Not one Villa fan offered to help us up or apologized for knocking us down. It’s like we weren’t even there. Or, if anything, we were in the way of their goading.
It was the worst goal aftermath I’d ever experienced. It left me feeling bitter about their victory even more than I would have been given my allegiances to Cardiff. Then it got worse at full-time.
Waves of Villa fans gathered by the line of stewards to mock the away fans. I actually watched one kid make a Snapchat video where he filmed his V-signed fingers pointing at the fans leaving, zooming in and out repeatedly. That’s pretty sore winning in my view.
I should point out that the majority of the group were kids. Things threatened to boil over outside from both sets of fans as well but most were mature enough to let things go.
Although I’ve since learnt that a police officer had a coin thrown in his eye and a 14-year-old girl was injured with a bottle outside the ground afterwards. A very unsavoury ending.

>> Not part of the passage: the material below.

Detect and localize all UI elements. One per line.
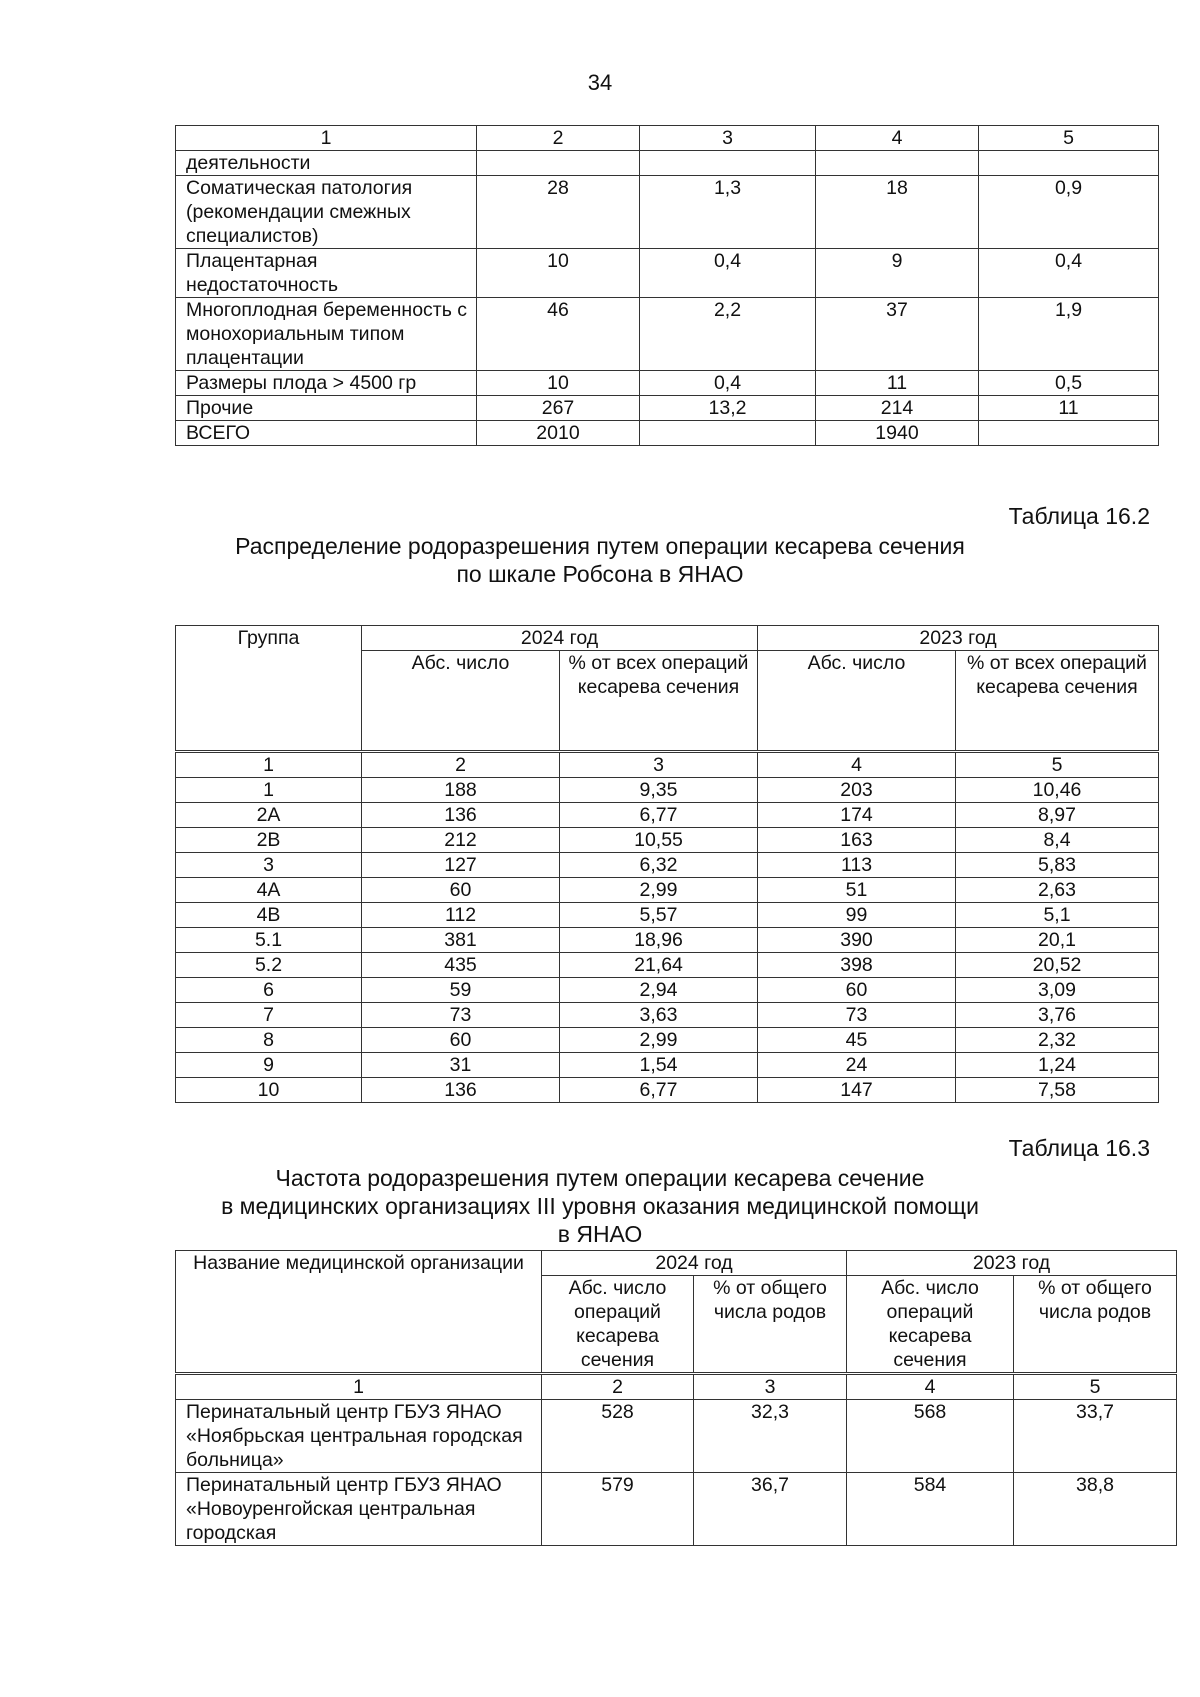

Beyond feeling salty about the goading at the end, I felt despondent on a personal level. My uncle would have been watching the game and I was disappointed for him, particularly as Cardiff dropped down to third following Fulham’s win over Reading.
The Bluebirds’ defeat follows on from their loss to leaders Wolves where they missed two penalties in injury-time. They do have a game in hand still, so their fate is their own. But I just hope these results don’t mean they’ve bottled their season at the death. Which was actually a running theme for the night as Wrexham lost 3-0 to Ebbsfleet to add to my foul mood whilst Barcelona also crashed out of the Champions League against Roma despite holding a three goal lead. Football is crazy.
I first glimpsed Villa Park on the way to see Walsall a couple of weeks ago. I was so impressed at its scale, even from the train. And now that I’ve been inside, I’m even more impressed.
With a capacity around the 42,500 mark, it’s the 10th largest stadium in the country and has hosted numerous England games and FA Cup semi-finals in the past. I, for one, would love to see the FA Cup semi-final fixtures return to neutral venues away from Wembley. It would add more meaning to the final again and also help get more fans involved with football across the country.
The game matched the venue too. Even with the scoreline goalless, Bal commented on how much better the fixture was compared to Stoke-Watford. And despite the late ruckus we endured, I could only agree with his assessment.
It led me to think that he would have gone to another game regardless of Grealish’s late heroics. After that moment, one fan even turned to him and said he wants Bal there every week. It looks like the decision’s been made for him.